The former speaker's grade remains unchanged from last week as he performed well and managed to avoid criticism from opponents for his lack of detailed strategies. Expect Gingrich's grades to drop for as long as he doesn't get serious about specific policies.
Former Utah Gov. Jon Huntsman, Jr.
Huntsman continued effortlessly to navigate questions about the economy as he is one of the few candidates with a concrete jobs and tax plan. Huntsman seized every situation to take a jab at either Romney or Perry and attempted to paint the frontrunners as stereotypical politicians who had little care for voters. He performed well on Afghanistan when he said that the reason the United States needed to leave the country was because America's core was crumbling, and that without a core we would be of no value to the rest of the world.

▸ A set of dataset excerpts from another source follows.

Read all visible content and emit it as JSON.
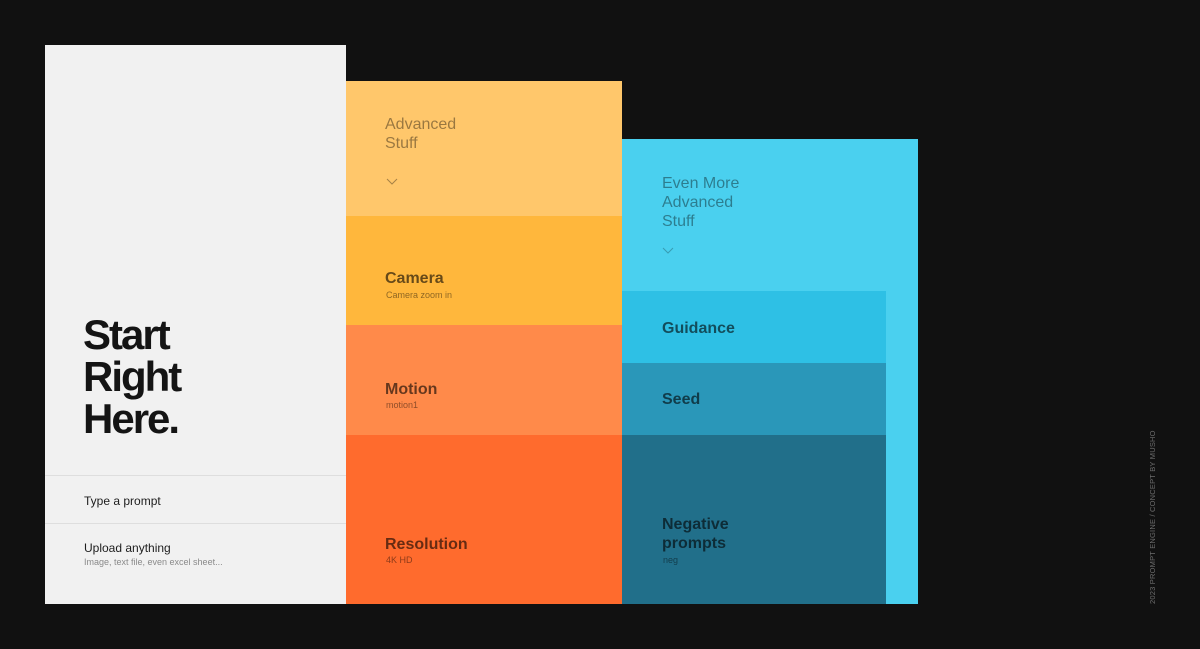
{
  "hero": {
    "line1": "Start",
    "line2": "Right",
    "line3": "Here."
  },
  "prompt_row": {
    "title": "Type a prompt"
  },
  "upload_row": {
    "title": "Upload anything",
    "subtitle": "Image, text file, even excel sheet..."
  },
  "advanced": {
    "line1": "Advanced",
    "line2": "Stuff"
  },
  "camera": {
    "label": "Camera",
    "value": "Camera zoom in"
  },
  "motion": {
    "label": "Motion",
    "value": "motion1"
  },
  "resolution": {
    "label": "Resolution",
    "value": "4K HD"
  },
  "more_advanced": {
    "line1": "Even More",
    "line2": "Advanced",
    "line3": "Stuff"
  },
  "guidance": {
    "label": "Guidance"
  },
  "seed": {
    "label": "Seed"
  },
  "negative": {
    "line1": "Negative",
    "line2": "prompts",
    "value": "neg"
  },
  "credit": "2023 PROMPT ENGINE  /  CONCEPT BY MUSHO",
  "colors": {
    "background": "#111111",
    "panel": "#f1f1f1",
    "orange_light": "#ffc76b",
    "orange": "#ffb73c",
    "orange_mid": "#ff8a4a",
    "orange_deep": "#ff6b2d",
    "blue_light": "#4ad0ef",
    "blue": "#2ec0e5",
    "blue_mid": "#2a97b9",
    "blue_deep": "#216f8a"
  },
  "icons": [
    "chevron-down-icon"
  ]
}
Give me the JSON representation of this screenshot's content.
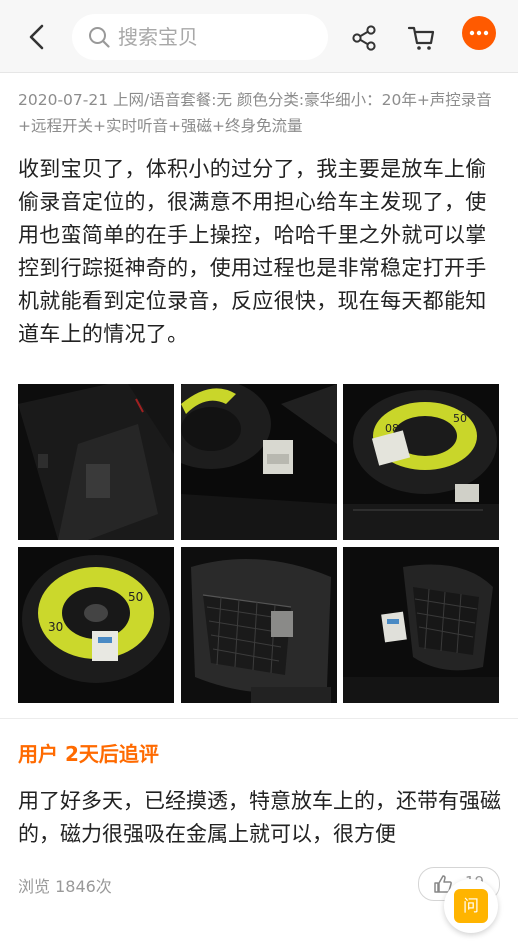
{
  "header": {
    "search_placeholder": "搜索宝贝",
    "back_icon": "chevron-left-icon",
    "search_icon": "magnifier-icon",
    "share_icon": "share-icon",
    "cart_icon": "cart-icon",
    "more_icon": "more-dots-icon",
    "more_color": "#ff5a00"
  },
  "review": {
    "meta": "2020-07-21 上网/语音套餐:无 颜色分类:豪华细小：20年+声控录音+远程开关+实时听音+强磁+终身免流量",
    "text": "收到宝贝了，体积小的过分了，我主要是放车上偷偷录音定位的，很满意不用担心给车主发现了，使用也蛮简单的在手上操控，哈哈千里之外就可以掌控到行踪挺神奇的，使用过程也是非常稳定打开手机就能看到定位录音，反应很快，现在每天都能知道车上的情况了。",
    "photos": [
      {
        "label": "car-trunk-side-panel"
      },
      {
        "label": "spare-tire-with-device"
      },
      {
        "label": "spare-tire-with-device-box"
      },
      {
        "label": "spare-tire-yellow-50"
      },
      {
        "label": "trunk-net-pocket"
      },
      {
        "label": "trunk-net-pocket-with-box"
      }
    ]
  },
  "followup": {
    "title": "用户 2天后追评",
    "text": "用了好多天，已经摸透，特意放车上的，还带有强磁的，磁力很强吸在金属上就可以，很方便"
  },
  "footer": {
    "views": "浏览 1846次",
    "like_count": "19",
    "like_icon": "thumbs-up-icon",
    "ask_label": "问",
    "accent_color": "#ff6a00"
  }
}
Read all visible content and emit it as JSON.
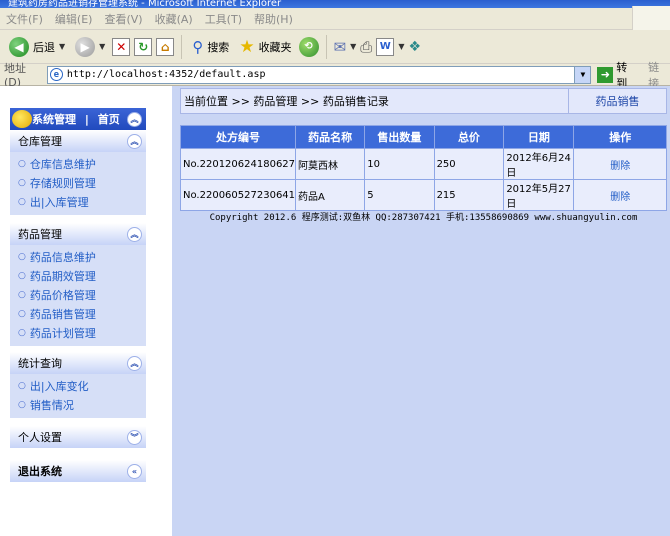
{
  "window": {
    "title": "建筑药房药品进销存管理系统 - Microsoft Internet Explorer"
  },
  "menu": [
    "文件(F)",
    "编辑(E)",
    "查看(V)",
    "收藏(A)",
    "工具(T)",
    "帮助(H)"
  ],
  "toolbar": {
    "back_label": "后退",
    "search_label": "搜索",
    "favorites_label": "收藏夹"
  },
  "address": {
    "label": "地址(D)",
    "url": "http://localhost:4352/default.asp",
    "go_label": "转到",
    "links_label": "链接"
  },
  "sidebar": {
    "header": {
      "title": "系统管理",
      "separator": "|",
      "home": "首页"
    },
    "groups": [
      {
        "title": "仓库管理",
        "items": [
          "仓库信息维护",
          "存储规则管理",
          "出|入库管理"
        ]
      },
      {
        "title": "药品管理",
        "items": [
          "药品信息维护",
          "药品期效管理",
          "药品价格管理",
          "药品销售管理",
          "药品计划管理"
        ]
      },
      {
        "title": "统计查询",
        "items": [
          "出|入库变化",
          "销售情况"
        ]
      },
      {
        "title": "个人设置",
        "items": []
      },
      {
        "title": "退出系统",
        "items": []
      }
    ]
  },
  "breadcrumb": {
    "text": "当前位置 >> 药品管理 >> 药品销售记录",
    "right": "药品销售"
  },
  "table": {
    "headers": [
      "处方编号",
      "药品名称",
      "售出数量",
      "总价",
      "日期",
      "操作"
    ],
    "rows": [
      [
        "No.220120624180627",
        "阿莫西林",
        "10",
        "250",
        "2012年6月24日",
        "删除"
      ],
      [
        "No.220060527230641",
        "药品A",
        "5",
        "215",
        "2012年5月27日",
        "删除"
      ]
    ]
  },
  "footer": "Copyright 2012.6 程序测试:双鱼林 QQ:287307421 手机:13558690869 www.shuangyulin.com"
}
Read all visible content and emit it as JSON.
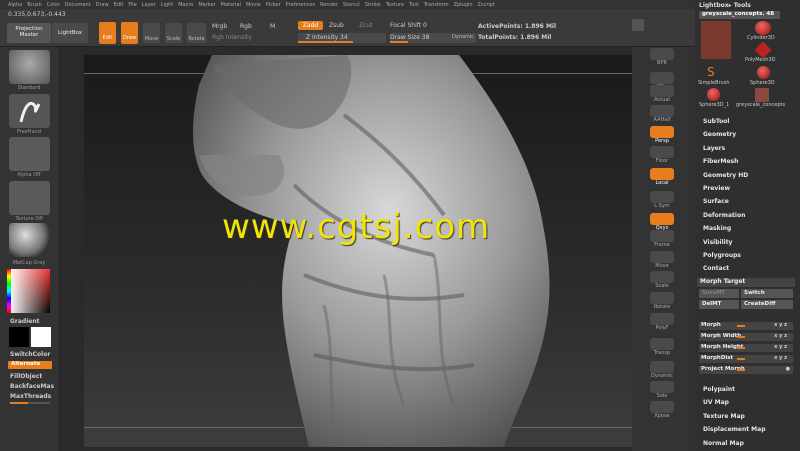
{
  "menu": [
    "Alpha",
    "Brush",
    "Color",
    "Document",
    "Draw",
    "Edit",
    "File",
    "Layer",
    "Light",
    "Macro",
    "Marker",
    "Material",
    "Movie",
    "Picker",
    "Preferences",
    "Render",
    "Stencil",
    "Stroke",
    "Texture",
    "Tool",
    "Transform",
    "Zplugin",
    "Zscript"
  ],
  "toolbar": {
    "coords": "0.335,0.673,-0.443",
    "projection_master": "Projection Master",
    "lightbox": "LightBox",
    "edit": "Edit",
    "draw": "Draw",
    "move": "Move",
    "scale": "Scale",
    "rotate": "Rotate",
    "mrgb": "Mrgb",
    "rgb": "Rgb",
    "m": "M",
    "rgb_intensity": "Rgb Intensity",
    "zadd": "Zadd",
    "zsub": "Zsub",
    "zcut": "Zcut",
    "z_intensity": "Z Intensity 34",
    "focal_shift": "Focal Shift 0",
    "draw_size": "Draw Size 38",
    "dynamic": "Dynamic",
    "active_points": "ActivePoints: 1.896 Mil",
    "total_points": "TotalPoints: 1.896 Mil"
  },
  "left_shelf": {
    "standard": "Standard",
    "freehand": "FreeHand",
    "alpha_off": "Alpha Off",
    "texture_off": "Texture Off",
    "matcap": "MatCap Gray",
    "gradient": "Gradient",
    "switch_color": "SwitchColor",
    "alternate": "Alternate",
    "fill_object": "FillObject",
    "backface": "BackfaceMas",
    "max_threads": "MaxThreads"
  },
  "right_shelf": [
    "BPR",
    "SPix",
    "Actual",
    "AAHalf",
    "Persp",
    "Floor",
    "Local",
    "L.Sym",
    "Qxyz",
    "Frame",
    "Move",
    "Scale",
    "Rotate",
    "PolyF",
    "Transp",
    "Dynamic",
    "Solo",
    "Xpose"
  ],
  "trays": {
    "lightbox_tools": "Lightbox▸ Tools",
    "current_tool": "greyscale_concepts. 48",
    "tools": [
      "Cylinder3D",
      "PolyMesh3D",
      "SimpleBrush",
      "Sphere3D",
      "Sphere3D_1",
      "greyscale_concepts"
    ],
    "sections": [
      "SubTool",
      "Geometry",
      "Layers",
      "FiberMesh",
      "Geometry HD",
      "Preview",
      "Surface",
      "Deformation",
      "Masking",
      "Visibility",
      "Polygroups",
      "Contact"
    ],
    "morph_target": "Morph Target",
    "store_mt": "StoreMT",
    "switch": "Switch",
    "del_mt": "DelMT",
    "create_diff": "CreateDiff",
    "morph_rows": [
      "Morph",
      "Morph Width",
      "Morph Height",
      "MorphDist",
      "Project Morph"
    ],
    "morph_vals": [
      "x y z",
      "x y z",
      "x y z",
      "x y z"
    ],
    "bottom_sections": [
      "Polypaint",
      "UV Map",
      "Texture Map",
      "Displacement Map",
      "Normal Map"
    ]
  },
  "watermark": "www.cgtsj.com",
  "colors": {
    "accent": "#e87d1e",
    "watermark": "#f2e600"
  }
}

Huntsman has tried to project himself as the candidate who isn't Mitt Romney or Rick Perry. That's fine, but voters need to know the name of that candidate. Further, it's acceptable for Huntsman to hammer the frontrunners, but at times he seemed to come off as elitist and downright negative. Huntsman criticized Perry's program that gave assistance to illegal immigrants who wanted a state university education. But when asked about a program he created as governor of Utah that allowed illegal immigrants to obtain a driver's license, Huntsman didn't do a clear job to distinguish how his program was fundamentally different from Perry's.
Huntsman lost some ground this week as he didn't have a moment that screamed for distinction. Huntsman has run on the economy, but his strength is international relations.